VoIP Call Monitoring

VoIP has its distinct advantages and disadvantages. The greatest advantage of VoIP is price and the greatest disadvantage is call quality. For businesses who deploy VoIP phone networks -- particularly those who operate busy call centers (customer service, tech support, telemarketing, et cetera) -- call quality issues are both inevitable and unacceptable. To analyze and fix call quality issues, most of these businesses use a technique called VoIP call monitoring.

VoIP call monitoring, also known as quality monitoring (QM), uses hardware and software solutions to test, analyze and rate the overall quality of calls made over a VoIP phone network [source: ManageEngine]. Call monitoring is a key component of a business's overall quality of service (QoS) plan.

Call monitoring hardware and software uses various mathematical algorithms to measure the quality of a VoIP call and generate a score. The most common score is called the mean opinion score (MOS). The MOS is measured on a scale of one to five, although 4.4 is technically the highest score possible on a VoIP network [source: TestYourVoIP.com]. An MOS of 3.5 or above is considered a "good call" [source: ManageEngine].

To come up with the MOS, call monitoring hardware and software analyzes several different call quality parameters, the most common being:

  • Latency -- This is the time delay between two ends of a VoIP phone conversation. It can be measured either one-way or round trip. Round-trip latency contributes to the "talk-over effect" experienced during bad VoIP calls, where people end up talking over each other because they think the other person has stopped speaking. A round-trip latency of over 300 millisecond is considered poor [source: TestYourVoIP.com].
  • Jitter -- Jitter is latency caused by packets arriving late or in the wrong order [source: SearchVoIP.com]. Most VoIP networks try to get rid of jitter with something called a jitter buffer that collects packets in small groups, puts them in the right order and delivers them to the end user all at once.
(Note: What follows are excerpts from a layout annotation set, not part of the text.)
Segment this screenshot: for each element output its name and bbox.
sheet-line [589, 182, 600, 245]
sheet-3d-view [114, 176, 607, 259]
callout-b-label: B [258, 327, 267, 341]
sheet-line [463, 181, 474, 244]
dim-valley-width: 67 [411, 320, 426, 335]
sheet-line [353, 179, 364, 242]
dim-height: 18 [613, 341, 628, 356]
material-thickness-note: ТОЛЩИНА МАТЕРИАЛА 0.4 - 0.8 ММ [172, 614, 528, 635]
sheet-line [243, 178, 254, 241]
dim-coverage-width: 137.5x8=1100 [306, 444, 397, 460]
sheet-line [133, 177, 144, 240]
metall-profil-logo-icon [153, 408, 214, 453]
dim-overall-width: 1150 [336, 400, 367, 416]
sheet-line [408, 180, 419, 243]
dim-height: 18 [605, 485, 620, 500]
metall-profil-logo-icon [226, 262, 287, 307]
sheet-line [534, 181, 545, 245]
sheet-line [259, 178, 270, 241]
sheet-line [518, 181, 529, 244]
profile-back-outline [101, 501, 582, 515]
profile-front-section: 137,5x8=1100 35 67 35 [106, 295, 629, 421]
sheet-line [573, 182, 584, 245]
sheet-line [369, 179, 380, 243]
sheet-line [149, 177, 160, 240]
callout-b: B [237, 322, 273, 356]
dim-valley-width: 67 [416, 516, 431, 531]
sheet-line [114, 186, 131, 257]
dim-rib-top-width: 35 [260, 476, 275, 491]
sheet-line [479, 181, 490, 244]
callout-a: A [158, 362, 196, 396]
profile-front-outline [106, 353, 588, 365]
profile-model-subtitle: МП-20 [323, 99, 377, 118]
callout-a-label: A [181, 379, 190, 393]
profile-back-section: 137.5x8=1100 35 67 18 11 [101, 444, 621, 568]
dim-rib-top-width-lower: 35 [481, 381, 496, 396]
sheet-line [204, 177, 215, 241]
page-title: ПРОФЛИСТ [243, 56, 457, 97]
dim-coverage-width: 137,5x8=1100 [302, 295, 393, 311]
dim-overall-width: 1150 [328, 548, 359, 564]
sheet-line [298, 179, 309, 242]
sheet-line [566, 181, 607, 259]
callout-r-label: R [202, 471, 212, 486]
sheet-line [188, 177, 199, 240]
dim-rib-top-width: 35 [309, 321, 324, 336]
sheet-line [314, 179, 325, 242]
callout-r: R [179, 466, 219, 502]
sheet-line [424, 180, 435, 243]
VoIP callers will notice a jitter of 50 msec or greater [source: TestYourVoIP.com].
  • Packet loss -- Part of the problem with a jitter buffer is that sometimes it gets overloaded and late-arriving packets get "dropped" or lost [source: TestYourVoIP.com]. Sometimes the packets will get lost sporadically throughout a conversation (random loss) and sometimes whole sentences will get dropped (bursty loss) [source: TestYourVoIP.com]. Packet loss is measured as a percentage of lost packets to received packets.

There are two different types of call monitoring: active and passive. Active (or subjective) call monitoring happens before a company deploys its VoIP network. Active monitoring is often done by equipment manufacturers and network specialists who use a company's VoIP network exclusively for testing purposes [source: VoIP Troubleshooter.com]. Active testing can't occur once a VoIP network is deployed and employees are already using the system.

Passive call monitoring analyzes VoIP calls in real-time while they're being made by actual users [source: VoIP Troubleshooter.com]. Passive call monitoring can detect network traffic problems, buffer overloads and other glitches that network administrators can fix in network down time.

Another method for call monitoring is recording VoIP phone calls for later analysis. This type of analysis is limited, however, to what can be heard during the call, not what's happening on the actual network. This type of monitoring is usually done by human beings, not computers, and is called quality assurance.